It’s been clear for months that the sides in the school strike are incapable of getting a deal done.
A third party of some sort is desperately needed to step in. A facilitator was on hand for months and couldn’t prompt any headway. Mediator Vince Ready spent a weekend on the impasse and walked away, electing to wait for the winds to change.
The next option is an arbitrator, but that requires mutual agreement from both sides, and only the B.C. Teachers’ Federation favours it at this point.
So the union executive’s decision to put the arbitration idea to the membership isn’t as dramatic as it sounds.
Teachers will vote Wednesday and soon after, the union will likely release results showing a huge majority of their membership support the idea of accepting arbitration.
But so what? It’s the other side that has to support the idea for it to work. And Education Minister Peter Fassbender said Monday: “It’s not in the cards, period.”
Wednesday’s vote is designed to be a retroactive ratification of a move that has already failed. The theoretical idea will likely be approved, but it’s simply not going to happen. If teachers reject it, the situation will get even worse. That would show the membership doesn’t want to concede any say on the sky-high wage package and could easily be taken as a non-confidence vote in the executive, which would lead to fresh chaos.
What they’re voting on is a carefully designed offer to hand off the wage and benefits argument to a third party. But the government side said there are time bombs buried in the concept that make it unworkable.
(As a measure of the hopelessness of this situation, there’s an entire side-argument about basic negotiating courtesies — such as writing down proposals — that are dropping off the table as fast as the lost days are piling up.)
The idea finally surfaced in written form on the BCTF website. And it’s not as simple and easy as union president Jim Iker seems to think it is.
The offer is to submit the arguments over salary, signing bonus, preparation time, some health benefits and substitute-teacher issues to binding arbitration.
The employer would have to agree to withdraw the now-notorious E80 proposal, which is read by the union as a bid to supersede all previous understandings on class size and composition, including two court decisions that handed the BCTF big wins on those issues.
That major and hugely expensive part of the argument would be taken off the table and left to the courts, where the two earlier decisions are being appealed. In the meantime, the BCTF wants a side-table talk about a new fund to address those issues, which would also go to arbitration if there’s no agreement.
From the union perspective, the government could agree and the schools would re-open immediately. Then teachers would vote on the arbitrator’s ruling (presumably in favour) while the size and composition talks continue.
But from the government’s side, it amounts to putting the whole argument to binding arbitration, just in stages.
Employers’ negotiator Peter Cameron briefed the government that dropping E80 proposals on class size and composition is contrary to the very court decision the union won. The judge ruled the old contract was retroactively valid from 2002 to the present, but not into the future: “Not clad in stone … will need to be the subject of ongoing collective bargaining.”
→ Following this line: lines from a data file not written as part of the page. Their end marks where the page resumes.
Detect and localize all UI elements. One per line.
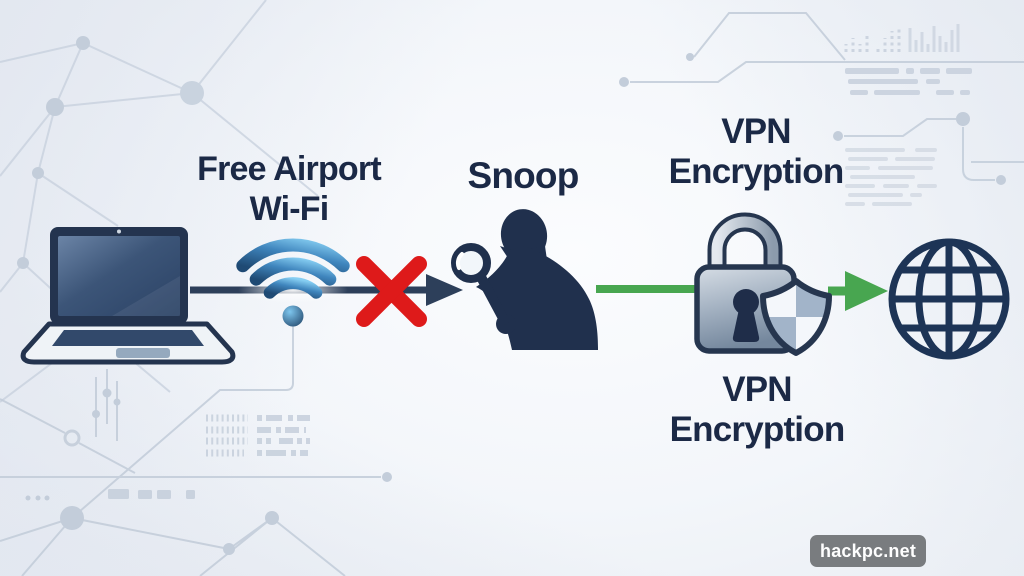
network-nodes-bottom-left (25, 388, 392, 555)
vpn-encryption-label-bottom: VPN Encryption (669, 370, 846, 450)
vpn-top-line1: VPN (721, 112, 791, 151)
text-bars-mid-right (845, 148, 937, 206)
wifi-label-line1: Free Airport (197, 150, 382, 188)
magnifier-icon (451, 243, 509, 325)
bar-sparkline (908, 24, 960, 52)
vpn-bottom-line2: Encryption (669, 410, 846, 449)
arrow-right-green (828, 271, 888, 311)
red-x-icon (356, 256, 427, 327)
dot-grid-bottom-left (206, 414, 310, 457)
circuit-traces-bottom-left (0, 322, 381, 576)
vpn-top-line2: Encryption (668, 152, 845, 191)
snoop-label: Snoop (467, 155, 579, 196)
globe-icon (888, 238, 1010, 360)
rect-row-bottom-left (108, 489, 195, 499)
wifi-label-line2: Wi-Fi (249, 190, 330, 228)
watermark-badge: hackpc.net (810, 535, 927, 567)
dot-histogram (844, 26, 901, 52)
snoop-silhouette-icon (476, 209, 598, 350)
vpn-encryption-label-top: VPN Encryption (668, 112, 845, 192)
circuit-traces-top-right (630, 12, 1024, 181)
vpn-bottom-line1: VPN (722, 370, 792, 409)
wifi-icon (236, 238, 350, 327)
circuit-nodes-top-right (619, 53, 1006, 185)
laptop-icon (20, 227, 236, 365)
text-bars-top-right (845, 68, 972, 95)
wifi-label: Free Airport Wi-Fi (197, 149, 382, 229)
Fassbender said that proposal is being painted as a “sinister” ploy, when it’s simply an offer to negotiate while awaiting the appeal.
The government is exposed to huge costs due to the court decision — currently stayed — and its only hope is to finagle its way around the obligation until one and likely two appeals are heard.
So the union is proposing to vote on an idea that was dead on arrival Friday and is even more defunct now.
Fassbender’s bright idea of the day is to rejig the proposed vote and ask teachers to suspend the strike and go back to negotiating, which has accomplished nothing.
Hard to say which is the bigger waste of time.